Here’s your glimpse at what’s going on today.
- On Tuesday, after weeks of speculation, Joe Biden announced that Kamala Harris will be his running mate. The former California prosecutor, who is the first Black woman and the first woman of Indian descent to be nominated as VP, released her first campaign ad as part of the Biden ticket this morning, writing on Twitter, “[Joe Biden]—I’m ready to get to work.”
- The Trump administration is reportedly having logistical trouble drafting a proposal that would block U.S. citizens and permanent residents from re-entering the U.S. from the Mexican border, an idea thrown around under the flimsy pretext of curbing the spread of the coronavirus. [WaPo]
- Prosecutors in Mexico have opened an investigation against the country’s former President Enrique Peña Nieto (2012-2018) on charges of corruption. [BBC]
- Despite data showing that fires in the Brazilian Amazon have increased in recent months, the country’s President Jair Bolsonaro called the fires “a lie” on Tuesday. The first 10 days of August recorded 10,000 fires, according to Brazil’s national space research agency Inpe. [Reuters]
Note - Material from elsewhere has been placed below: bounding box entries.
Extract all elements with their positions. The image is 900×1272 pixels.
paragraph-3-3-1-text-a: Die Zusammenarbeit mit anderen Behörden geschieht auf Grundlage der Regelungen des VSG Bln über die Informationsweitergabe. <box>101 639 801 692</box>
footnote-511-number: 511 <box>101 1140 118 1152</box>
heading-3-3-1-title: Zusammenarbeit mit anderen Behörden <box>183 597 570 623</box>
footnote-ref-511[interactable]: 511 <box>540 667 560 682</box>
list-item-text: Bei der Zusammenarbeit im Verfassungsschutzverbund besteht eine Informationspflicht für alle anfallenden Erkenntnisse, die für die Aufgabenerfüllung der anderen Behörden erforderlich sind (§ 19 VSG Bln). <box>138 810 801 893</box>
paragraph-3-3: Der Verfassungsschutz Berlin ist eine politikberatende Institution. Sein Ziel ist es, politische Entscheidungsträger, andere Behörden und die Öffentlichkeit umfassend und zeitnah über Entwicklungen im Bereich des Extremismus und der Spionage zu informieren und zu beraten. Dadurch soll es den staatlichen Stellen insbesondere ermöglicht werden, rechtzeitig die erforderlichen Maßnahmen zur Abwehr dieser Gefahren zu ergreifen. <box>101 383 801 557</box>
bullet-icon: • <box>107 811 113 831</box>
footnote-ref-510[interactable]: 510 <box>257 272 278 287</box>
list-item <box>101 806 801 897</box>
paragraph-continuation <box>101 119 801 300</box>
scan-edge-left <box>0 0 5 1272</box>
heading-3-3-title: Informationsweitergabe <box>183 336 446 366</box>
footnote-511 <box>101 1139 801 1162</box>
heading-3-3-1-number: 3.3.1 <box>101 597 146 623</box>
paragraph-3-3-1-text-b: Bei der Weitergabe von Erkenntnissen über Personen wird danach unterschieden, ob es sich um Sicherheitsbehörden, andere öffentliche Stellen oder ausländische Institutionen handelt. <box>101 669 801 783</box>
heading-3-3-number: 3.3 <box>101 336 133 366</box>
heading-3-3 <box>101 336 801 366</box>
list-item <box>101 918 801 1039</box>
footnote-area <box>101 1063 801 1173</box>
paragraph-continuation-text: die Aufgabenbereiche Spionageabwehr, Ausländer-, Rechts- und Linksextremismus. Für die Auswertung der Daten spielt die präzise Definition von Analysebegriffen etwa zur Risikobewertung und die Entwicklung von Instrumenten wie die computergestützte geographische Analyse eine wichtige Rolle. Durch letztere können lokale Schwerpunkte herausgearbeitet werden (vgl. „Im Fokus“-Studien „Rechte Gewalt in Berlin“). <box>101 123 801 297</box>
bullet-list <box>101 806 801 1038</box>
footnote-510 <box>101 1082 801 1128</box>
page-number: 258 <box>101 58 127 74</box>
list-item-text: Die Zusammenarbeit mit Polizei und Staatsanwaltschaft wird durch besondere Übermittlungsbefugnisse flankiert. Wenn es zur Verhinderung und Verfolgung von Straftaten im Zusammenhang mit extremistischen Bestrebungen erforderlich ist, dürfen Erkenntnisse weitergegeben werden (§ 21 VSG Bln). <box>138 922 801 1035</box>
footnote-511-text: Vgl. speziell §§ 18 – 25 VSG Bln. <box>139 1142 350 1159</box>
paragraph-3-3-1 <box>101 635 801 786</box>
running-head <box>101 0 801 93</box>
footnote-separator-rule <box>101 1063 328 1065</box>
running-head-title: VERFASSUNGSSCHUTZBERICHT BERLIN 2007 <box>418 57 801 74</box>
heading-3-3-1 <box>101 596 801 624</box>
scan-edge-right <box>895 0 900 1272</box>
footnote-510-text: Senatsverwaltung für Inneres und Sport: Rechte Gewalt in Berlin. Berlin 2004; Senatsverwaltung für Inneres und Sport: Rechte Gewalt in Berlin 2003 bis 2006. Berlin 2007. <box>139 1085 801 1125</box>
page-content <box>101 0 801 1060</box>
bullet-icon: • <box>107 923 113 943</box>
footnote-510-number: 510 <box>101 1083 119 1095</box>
- Protesters in Bolivia organized mass street blockades to demand that interim President Jeanine Áñez resigns and elections happen quickly. The protests come after a government announcement that elections had been moved from May to October. Many of the protesters, who include nearly 150,000 miners, coca leaf farmers, labor union members, and Indigenous activists, are supporters of the ousted President Evo Morales. [NPR/WaPo]
- The 1960s singer Trini Lopez, known for his renditions of “Lemon Tree” and “If I Had A Hammer,” died on Tuesday after coronavirus complications. The Mexican artist, mentored by singers such as Buddy Holly and Frank Sinatra, was 83. [HuffPo]
- NPR’s Code Switch interviewed Mark Hugo Lopez, who helped lead a new Pew study that finds that only 23% of Latinos in a national random sample have heard of the term “Latinx.” Of the people surveyed, 61% said they prefer the term “Hispanic” instead of “Latino.” The survey has reignited debate online, with many people pointing out that the term took off among queer and non-binary communities, who aren’t specifically noted in the sample.